HENRY FLEISCHER v. BOTICA NOLASCO CO., INC.
G.R. No. L-23241, March 14, 1925
Corporation Law Case Digest by John Paul C. Ladiao (15 March 2016)
(Topic: Consideration for Stocks and Transfer)
On November 15, 1923, the plaintiff filed an amended complaint against the Botica Nolasco, Inc., alleging that he became the owner of five shares of stock of said corporation, by purchase from their original owner, one Manuel Gonzalez; that the said shares were fully paid; and that the defendant refused to register said shares in his name in the books of the corporation in spite of repeated demands to that effect made by him upon said corporation, which refusal caused him damages amounting to P500.
The defendant again filed a demurrer on the ground that the amended complaint did not state facts sufficient to constitute a cause of action, and that said amended complaint was ambiguous, unintelligible, uncertain, which demurrer was overruled by the court.
The defendant answered the amended complaint denying generally and specifically each and every one of the material allegations thereof, and, as a special defense, alleged that the defendant, pursuant to article 12 of its by-laws, had preferential right to buy from the plaintiff said shares at the par value of P100 a share, plus P90 as dividends corresponding to the year 1922, and that said offer was refused by the plaintiff.
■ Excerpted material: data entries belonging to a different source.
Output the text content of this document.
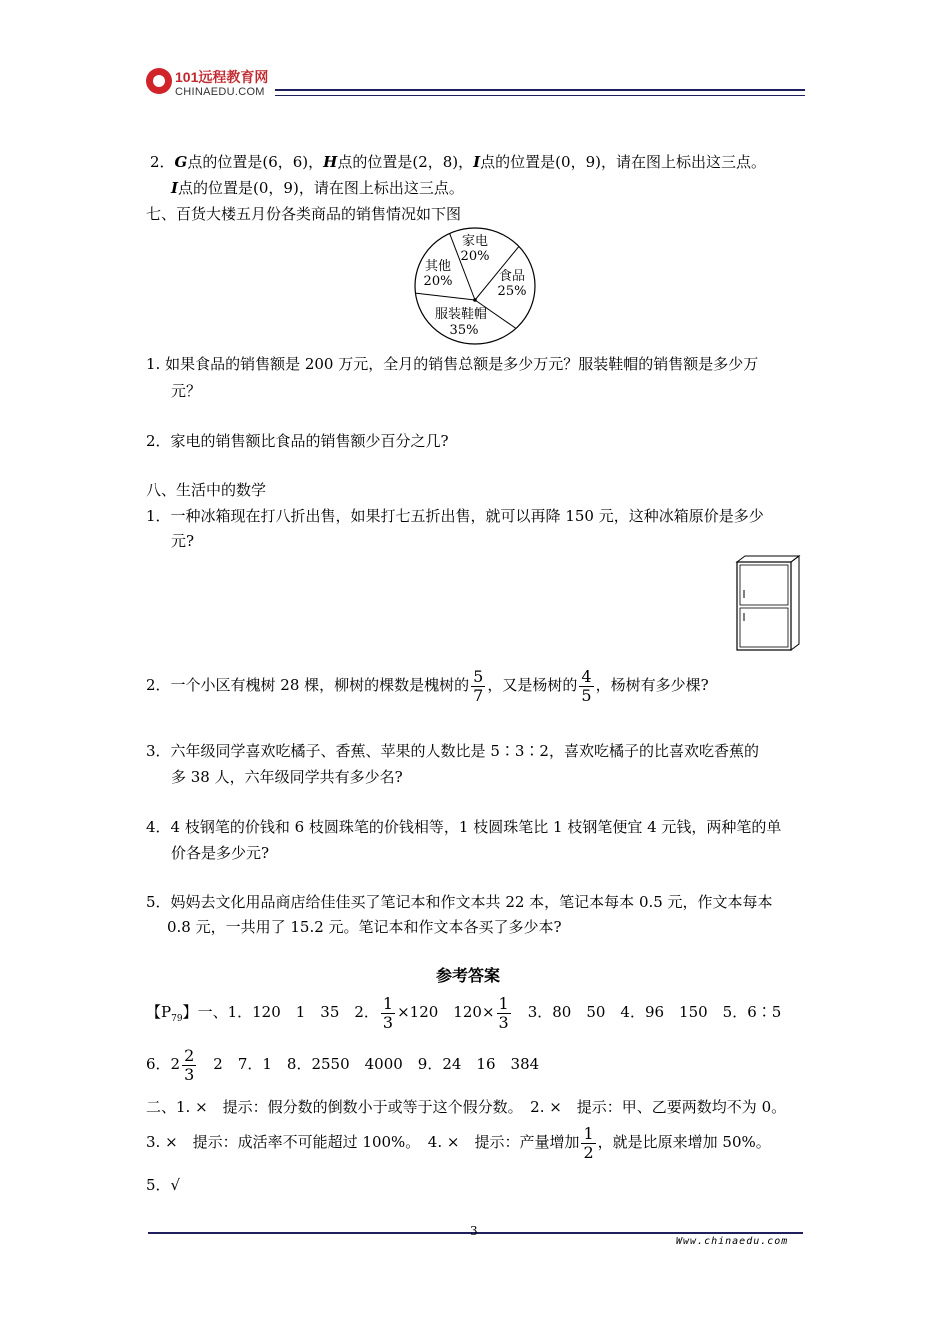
101远程教育网
CHINAEDU.COM
2．G点的位置是(6，6)，H点的位置是(2，8)，I点的位置是(0，9)，请在图上标出这三点。
I点的位置是(0，9)，请在图上标出这三点。
七、百货大楼五月份各类商品的销售情况如下图
家电
20%
食品
25%
服装鞋帽
35%
其他
20%
1. 如果食品的销售额是 200 万元，全月的销售总额是多少万元？服装鞋帽的销售额是多少万
元？
2．家电的销售额比食品的销售额少百分之几?
八、生活中的数学
1．一种冰箱现在打八折出售，如果打七五折出售，就可以再降 150 元，这种冰箱原价是多少
元?
2．一个小区有槐树 28 棵，柳树的棵数是槐树的 $\frac{5}{7}$ ，又是杨树的 $\frac{4}{5}$ ，杨树有多少棵?
3．六年级同学喜欢吃橘子、香蕉、苹果的人数比是 5∶3∶2，喜欢吃橘子的比喜欢吃香蕉的
多 38 人，六年级同学共有多少名?
4．4 枝钢笔的价钱和 6 枝圆珠笔的价钱相等，1 枝圆珠笔比 1 枝钢笔便宜 4 元钱，两种笔的单
价各是多少元?
5．妈妈去文化用品商店给佳佳买了笔记本和作文本共 22 本，笔记本每本 0.5 元，作文本每本
0.8 元，一共用了 15.2 元。笔记本和作文本各买了多少本?
参考答案
【$P_{79}$】一、1．120　1　35　2． $\frac{1}{3} \times 120$　$120\times \frac{1}{3}$ 　3．80　50　4．96　150　5．6∶5
6．$2 \frac{2}{3}$ 　2　7．1　8．2550　4000　9．24　16　384
二、1. ×　提示：假分数的倒数小于或等于这个假分数。　2. ×　提示：甲、乙要两数均不为 0。
3. ×　提示：成活率不可能超过 100%。　4. ×　提示：产量增加 $\frac{1}{2}$ ，就是比原来增加 50%。
5．√
3
Www.chinaedu.com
The defendant prayed for a judgment absolving it from all liability under the complaint and directing the plaintiff to deliver to the defendant the five shares of stock in question, and to pay damages in the sum of P500, and the costs.
Whether or not the Article 12 of the by-laws of the Botica Nolasco, Inc., constitutes a by-law or regulation adopted by the Botica Nolasco, Inc., governing the transfer of shares of stock of said corporation?
As a general rule, the by-laws of a corporation are valid if they are reasonable and calculated to carry into effect the objects of the corporation, and are not contradictory to the general policy of the laws of the land.
Under a statute authorizing by- laws for the transfer of stock, a corporation can do no more than prescribe a general mode of transfer on the corporate books and cannot justify an unreasonable restriction upon the right of sale.
The only restraint imposed by the Corporation Law upon transfer of shares is found in section 35 of Act No. 1459, quoted above, as follows: "No transfer, however, shall be valid, except as between the parties, until the transfer is entered and noted upon the books of the corporation so as to show the names of the parties to the transaction, the date of the transfer, the number of the certificate, and the number of shares transferred." This restriction is necessary in order that the officers of the corporation may know who are the stockholders, which is essential in conducting elections of officers, in calling meeting of stockholders, and for other purposes. but any restriction of the nature of that imposed in the by-law now in question, is ultra vires, violative of the property rights of shareholders, and in restraint of trade.